I started off with just onboard audio from laptops, including my favourite but outdated VAIO DSD. I was limited to 24/48 on the newest laptop, and felt intense frustration. No DSD under $100 either. All that changed in 2020, when, what had only been a pricey COZOY TAKT PRO in 2018, exploded into an entire market of audio dongles. DSD128 became reachable with just up to $30. Thanks to Apple removing their jacks. It should become clear that desktop DACs have less meaningful purposes when far smaller devices are now cheaper and even perform better. But dongles weren’t enough. DSEE HX AI existed. And after mrwalkman’s comeback, shortly after my request, the mods finally got me into walkman, a very difficult device to get for a reasonable price in many places. Then I grabbed whatever ultra-budget Sony earphones I could get, including IER-H500A, EX150AP/255AP Black, EX150AP Mint Green, ZX110 and MH410c both with EQ. All were $14 or $20 or free.
It has been around a year since I first came to recognise the NW-ZX500 series. Being a person who didn’t really ‘get into audio’ until becoming exposed to Sony Japan Marketing, via the Japanese media and VAIO PCs with their Sound Reality DSD chip CXD9872/ALC889DSD, it seems necessary to consider and share how audio and Sony appear to me now.

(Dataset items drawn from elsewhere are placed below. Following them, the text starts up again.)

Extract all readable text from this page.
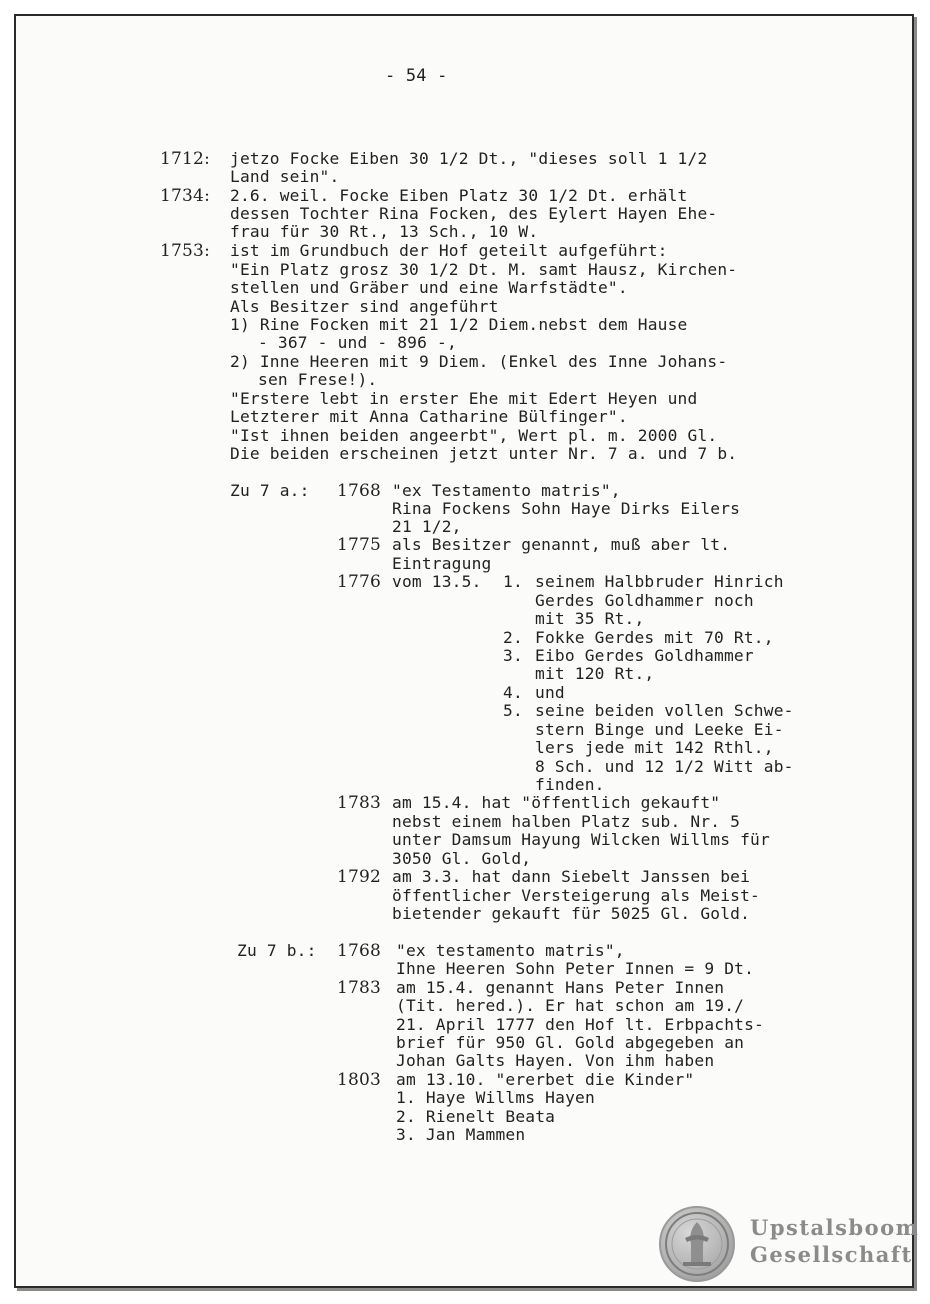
- 54 -
1712: jetzo Focke Eiben 30 1/2 Dt., "dieses soll 1 1/2
Land sein".
1734: 2.6. weil. Focke Eiben Platz 30 1/2 Dt. erhält
dessen Tochter Rina Focken, des Eylert Hayen Ehe-
frau für 30 Rt., 13 Sch., 10 W.
1753: ist im Grundbuch der Hof geteilt aufgeführt:
"Ein Platz grosz 30 1/2 Dt. M. samt Hausz, Kirchen-
stellen und Gräber und eine Warfstädte".
Als Besitzer sind angeführt
1) Rine Focken mit 21 1/2 Diem.nebst dem Hause
- 367 - und - 896 -,
2) Inne Heeren mit 9 Diem. (Enkel des Inne Johans-
sen Frese!).
"Erstere lebt in erster Ehe mit Edert Heyen und
Letzterer mit Anna Catharine Bülfinger".
"Ist ihnen beiden angeerbt", Wert pl. m. 2000 Gl.
Die beiden erscheinen jetzt unter Nr. 7 a. und 7 b.
Zu 7 a.: 1768 "ex Testamento matris",
Rina Fockens Sohn Haye Dirks Eilers
21 1/2,
1775 als Besitzer genannt, muß aber lt.
Eintragung
1776 vom 13.5. 1. seinem Halbbruder Hinrich
Gerdes Goldhammer noch
mit 35 Rt.,
2. Fokke Gerdes mit 70 Rt.,
3. Eibo Gerdes Goldhammer
mit 120 Rt.,
4. und
5. seine beiden vollen Schwe-
stern Binge und Leeke Ei-
lers jede mit 142 Rthl.,
8 Sch. und 12 1/2 Witt ab-
finden.
1783 am 15.4. hat "öffentlich gekauft"
nebst einem halben Platz sub. Nr. 5
unter Damsum Hayung Wilcken Willms für
3050 Gl. Gold,
1792 am 3.3. hat dann Siebelt Janssen bei
öffentlicher Versteigerung als Meist-
bietender gekauft für 5025 Gl. Gold.
Zu 7 b.: 1768 "ex testamento matris",
Ihne Heeren Sohn Peter Innen = 9 Dt.
1783 am 15.4. genannt Hans Peter Innen
(Tit. hered.). Er hat schon am 19./
21. April 1777 den Hof lt. Erbpachts-
brief für 950 Gl. Gold abgegeben an
Johan Galts Hayen. Von ihm haben
1803 am 13.10. "ererbet die Kinder"
1. Haye Willms Hayen
2. Rienelt Beata
3. Jan Mammen
Upstalsboom
Gesellschaft
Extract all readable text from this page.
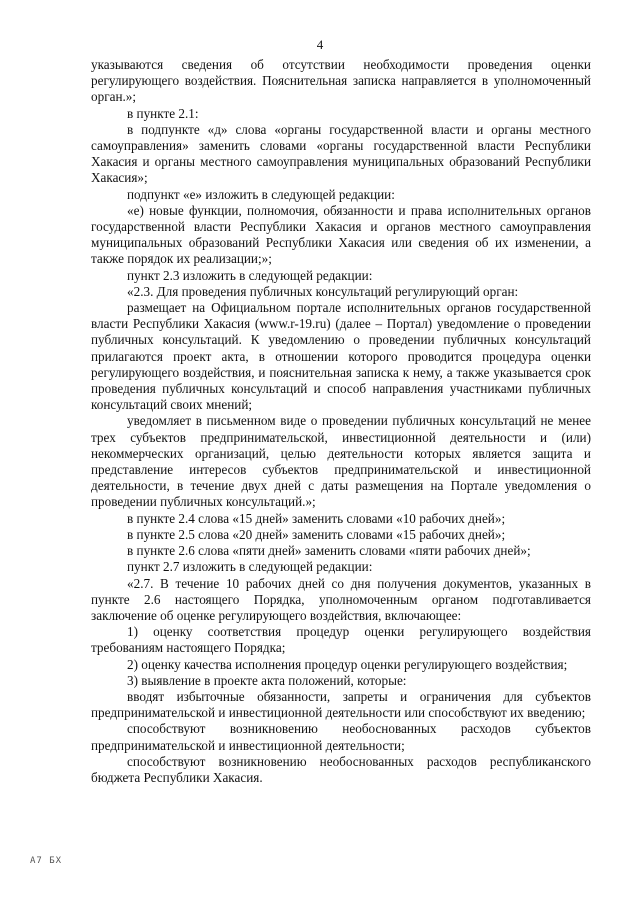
4

указываются сведения об отсутствии необходимости проведения оценки регулирующего воздействия. Пояснительная записка направляется в уполномоченный орган.»;

в пункте 2.1:

в подпункте «д» слова «органы государственной власти и органы местного самоуправления» заменить словами «органы государственной власти Республики Хакасия и органы местного самоуправления муниципальных образований Республики Хакасия»;

подпункт «е» изложить в следующей редакции:

«е) новые функции, полномочия, обязанности и права исполнительных органов государственной власти Республики Хакасия и органов местного самоуправления муниципальных образований Республики Хакасия или сведения об их изменении, а также порядок их реализации;»;

пункт 2.3 изложить в следующей редакции:

«2.3. Для проведения публичных консультаций регулирующий орган:

размещает на Официальном портале исполнительных органов государственной власти Республики Хакасия (www.r-19.ru) (далее – Портал) уведомление о проведении публичных консультаций. К уведомлению о проведении публичных консультаций прилагаются проект акта, в отношении которого проводится процедура оценки регулирующего воздействия, и пояснительная записка к нему, а также указывается срок проведения публичных консультаций и способ направления участниками публичных консультаций своих мнений;

уведомляет в письменном виде о проведении публичных консультаций не менее трех субъектов предпринимательской, инвестиционной деятельности и (или) некоммерческих организаций, целью деятельности которых является защита и представление интересов субъектов предпринимательской и инвестиционной деятельности, в течение двух дней с даты размещения на Портале уведомления о проведении публичных консультаций.»;

в пункте 2.4 слова «15 дней» заменить словами «10 рабочих дней»;

в пункте 2.5 слова «20 дней» заменить словами «15 рабочих дней»;

в пункте 2.6 слова «пяти дней» заменить словами «пяти рабочих дней»;

пункт 2.7 изложить в следующей редакции:

«2.7. В течение 10 рабочих дней со дня получения документов, указанных в пункте 2.6 настоящего Порядка, уполномоченным органом подготавливается заключение об оценке регулирующего воздействия, включающее:

1) оценку соответствия процедур оценки регулирующего воздействия требованиям настоящего Порядка;

2) оценку качества исполнения процедур оценки регулирующего воздействия;

3) выявление в проекте акта положений, которые:

вводят избыточные обязанности, запреты и ограничения для субъектов предпринимательской и инвестиционной деятельности или способствуют их введению;

способствуют возникновению необоснованных расходов субъектов предпринимательской и инвестиционной деятельности;

способствуют возникновению необоснованных расходов республиканского бюджета Республики Хакасия.

А7 БХ
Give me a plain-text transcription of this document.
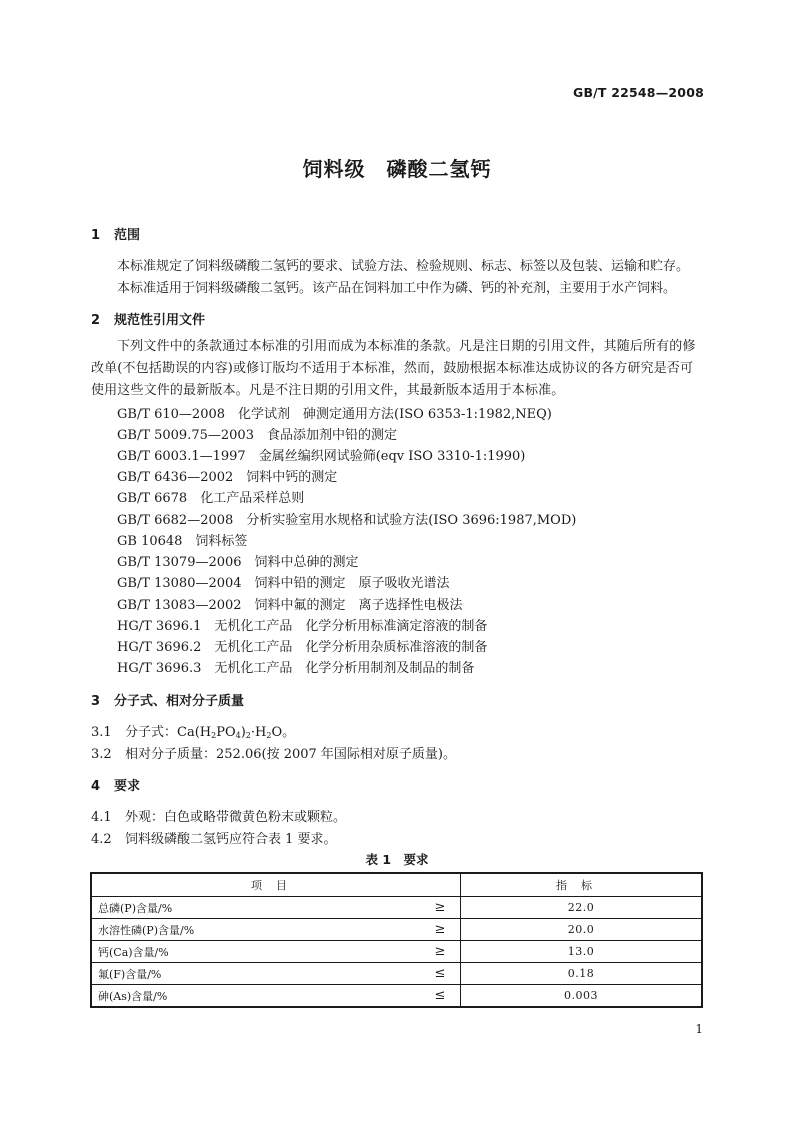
GB/T 22548—2008
饲料级　磷酸二氢钙
1 范围
本标准规定了饲料级磷酸二氢钙的要求、试验方法、检验规则、标志、标签以及包装、运输和贮存。
本标准适用于饲料级磷酸二氢钙。该产品在饲料加工中作为磷、钙的补充剂，主要用于水产饲料。
2 规范性引用文件
下列文件中的条款通过本标准的引用而成为本标准的条款。凡是注日期的引用文件，其随后所有的修改单(不包括勘误的内容)或修订版均不适用于本标准，然而，鼓励根据本标准达成协议的各方研究是否可使用这些文件的最新版本。凡是不注日期的引用文件，其最新版本适用于本标准。
GB/T 610—2008　化学试剂　砷测定通用方法(ISO 6353-1:1982,NEQ)
GB/T 5009.75—2003　食品添加剂中铅的测定
GB/T 6003.1—1997　金属丝编织网试验筛(eqv ISO 3310-1:1990)
GB/T 6436—2002　饲料中钙的测定
GB/T 6678　化工产品采样总则
GB/T 6682—2008　分析实验室用水规格和试验方法(ISO 3696:1987,MOD)
GB 10648　饲料标签
GB/T 13079—2006　饲料中总砷的测定
GB/T 13080—2004　饲料中铅的测定　原子吸收光谱法
GB/T 13083—2002　饲料中氟的测定　离子选择性电极法
HG/T 3696.1　无机化工产品　化学分析用标准滴定溶液的制备
HG/T 3696.2　无机化工产品　化学分析用杂质标准溶液的制备
HG/T 3696.3　无机化工产品　化学分析用制剂及制品的制备
3 分子式、相对分子质量
3.1 分子式：$Ca(H_2PO_4)_2\cdot H_2O$。
3.2 相对分子质量：252.06(按 2007 年国际相对原子质量)。
4 要求
4.1 外观：白色或略带微黄色粉末或颗粒。
4.2 饲料级磷酸二氢钙应符合表 1 要求。
表 1　要求
项目		指标
总磷(P)含量/%	≥	22.0
水溶性磷(P)含量/%	≥	20.0
钙(Ca)含量/%	≥	13.0
氟(F)含量/%	≤	0.18
砷(As)含量/%	≤	0.003
1
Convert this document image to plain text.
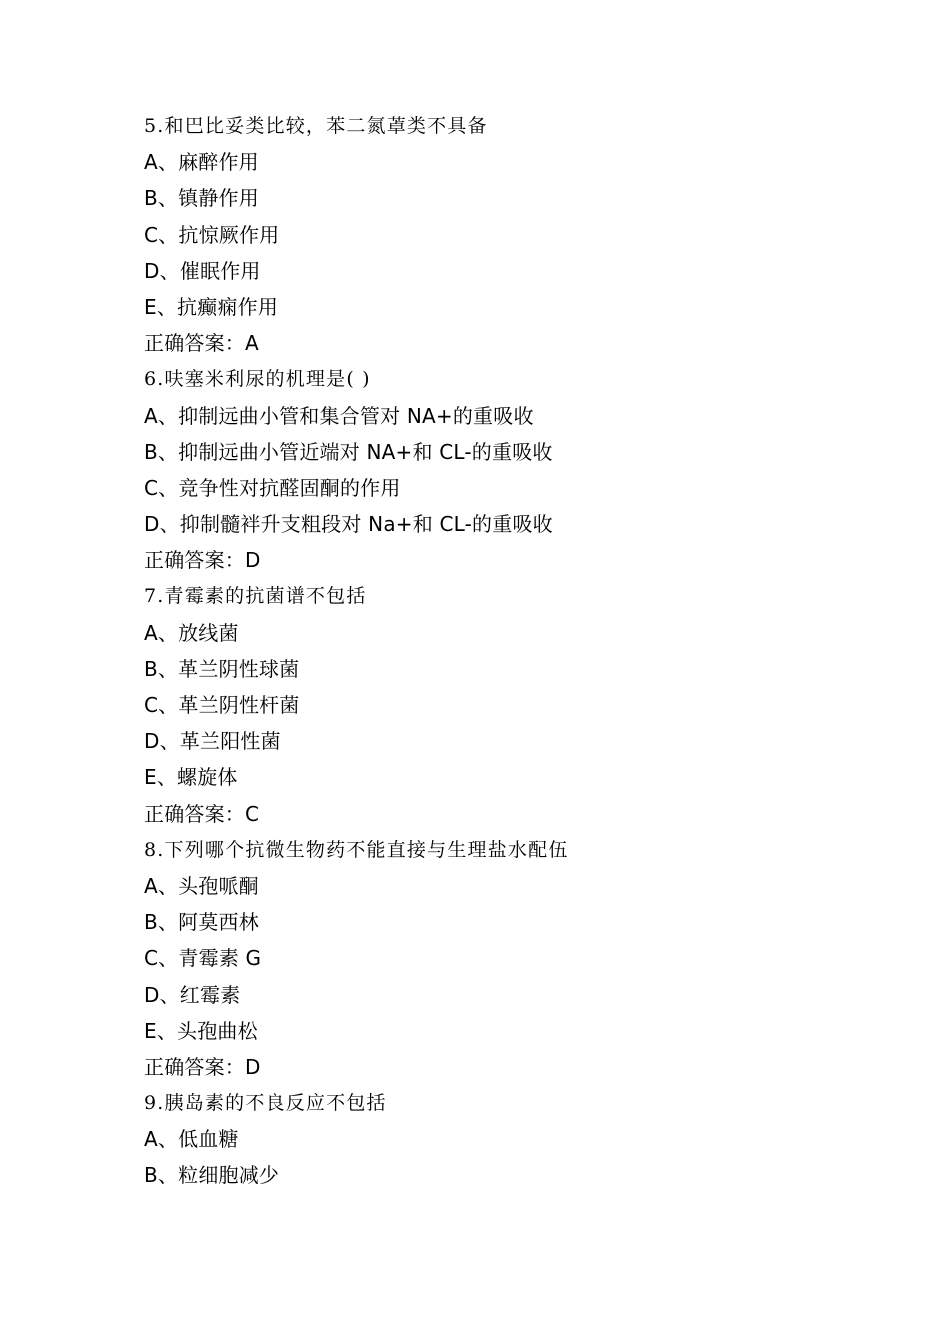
5.和巴比妥类比较，苯二氮䓬类不具备
A、麻醉作用
B、镇静作用
C、抗惊厥作用
D、催眠作用
E、抗癫痫作用
正确答案：A
6.呋塞米利尿的机理是( )
A、抑制远曲小管和集合管对 NA+的重吸收
B、抑制远曲小管近端对 NA+和 CL-的重吸收
C、竞争性对抗醛固酮的作用
D、抑制髓袢升支粗段对 Na+和 CL-的重吸收
正确答案：D
7.青霉素的抗菌谱不包括
A、放线菌
B、革兰阴性球菌
C、革兰阴性杆菌
D、革兰阳性菌
E、螺旋体
正确答案：C
8.下列哪个抗微生物药不能直接与生理盐水配伍
A、头孢哌酮
B、阿莫西林
C、青霉素 G
D、红霉素
E、头孢曲松
正确答案：D
9.胰岛素的不良反应不包括
A、低血糖
B、粒细胞减少
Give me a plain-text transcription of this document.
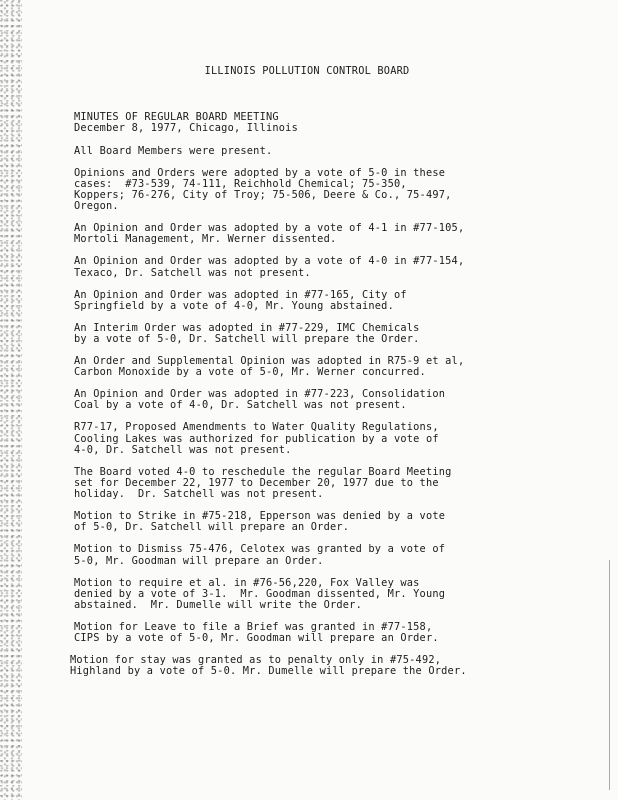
ILLINOIS POLLUTION CONTROL BOARD
MINUTES OF REGULAR BOARD MEETING
December 8, 1977, Chicago, Illinois
All Board Members were present.
Opinions and Orders were adopted by a vote of 5-0 in these
cases:  #73-539, 74-111, Reichhold Chemical; 75-350,
Koppers; 76-276, City of Troy; 75-506, Deere & Co., 75-497,
Oregon.
An Opinion and Order was adopted by a vote of 4-1 in #77-105,
Mortoli Management, Mr. Werner dissented.
An Opinion and Order was adopted by a vote of 4-0 in #77-154,
Texaco, Dr. Satchell was not present.
An Opinion and Order was adopted in #77-165, City of
Springfield by a vote of 4-0, Mr. Young abstained.
An Interim Order was adopted in #77-229, IMC Chemicals
by a vote of 5-0, Dr. Satchell will prepare the Order.
An Order and Supplemental Opinion was adopted in R75-9 et al,
Carbon Monoxide by a vote of 5-0, Mr. Werner concurred.
An Opinion and Order was adopted in #77-223, Consolidation
Coal by a vote of 4-0, Dr. Satchell was not present.
R77-17, Proposed Amendments to Water Quality Regulations,
Cooling Lakes was authorized for publication by a vote of
4-0, Dr. Satchell was not present.
The Board voted 4-0 to reschedule the regular Board Meeting
set for December 22, 1977 to December 20, 1977 due to the
holiday.  Dr. Satchell was not present.
Motion to Strike in #75-218, Epperson was denied by a vote
of 5-0, Dr. Satchell will prepare an Order.
Motion to Dismiss 75-476, Celotex was granted by a vote of
5-0, Mr. Goodman will prepare an Order.
Motion to require et al. in #76-56,220, Fox Valley was
denied by a vote of 3-1.  Mr. Goodman dissented, Mr. Young
abstained.  Mr. Dumelle will write the Order.
Motion for Leave to file a Brief was granted in #77-158,
CIPS by a vote of 5-0, Mr. Goodman will prepare an Order.
Motion for stay was granted as to penalty only in #75-492,
Highland by a vote of 5-0. Mr. Dumelle will prepare the Order.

No doubt there are people who never take any interest in audio, for whom the cheapest earbuds and random audio jacks in phones etc are sufficiently satisfying and capable of delivering good sound. They are likely the main adopters of the wireless boom. Generally, the most rare sight is a person with big headphones on, the next is the person with IEMs on, and finally, wireless headphones/IEMs/buds. Despite the IEM’s small size, the cable is still an unnecessary obstruction. And because most standard IEMs tend to be weak at recreating ‘air’ and distance, the IER-Z1R, M9, M7 were created. Of course, we can find exceptions in IEMs which don’t simply recreate details ‘up close’ and lack the ‘air’. The question is whether full size headphones have ‘air’ and distance. Whether every piece of gear needs to be pushed to its design limits and whether consumers truly need the variety. There probably never was a need for WM1Z, but that need was created after the product was unveiled.
The IER-Z1R is for consumers. It has one 12 mm dynamic driver just like MDR-EX255/650, except it has ‘magnesium alloy inside’ it, requiring it to be made in Japan. Then it adds a BA driver and another 100kHz 5 mm dynamic driver. Zirconium alloy housing, unique design, and hefty price tag. The talk session notes contained interesting explanations from one main designer. Like others, he claimed that IEMs lacked air and that IER-Z1R achieved it. He gave an answer that IER-Z1R is good paired with WM1x, even PCM-D100, acknowledging that the famed DSD recorder actually plays excellently, and DMP-Z1. He claimed that there is no need for ageing, unlike large speakers. And he knew that the way it is worn affects the sound in much greater ways. He also wrote after the session that 100 people will have 100 views on what constitutes good sound. But he, and the New York mastering studio involved in testing, believed that the sound heard in the New York mastering studio was achieved by IER-Z1R. And that consumers can trust Sony when it asserts that this is one of the ideals they have achieved. They don’t intend to make large profits from this, but wish to share the fruits of their creation. Sounds great of course.
IER-M9, M7 are penta and quad BA arrays respectively, designed for on stage pro use, seemingly making the 16 mm driver MDR-EX800ST (2010) obsolete. Strangely EX800ST is becoming favoured by those sick of BA and multi driver IEMs. Thus, variety is created.
The headphone amps pages explain S-Master processes in greater detail, and show the two 40 bit DSEE HX DSP chips by Analog Devices ADSP.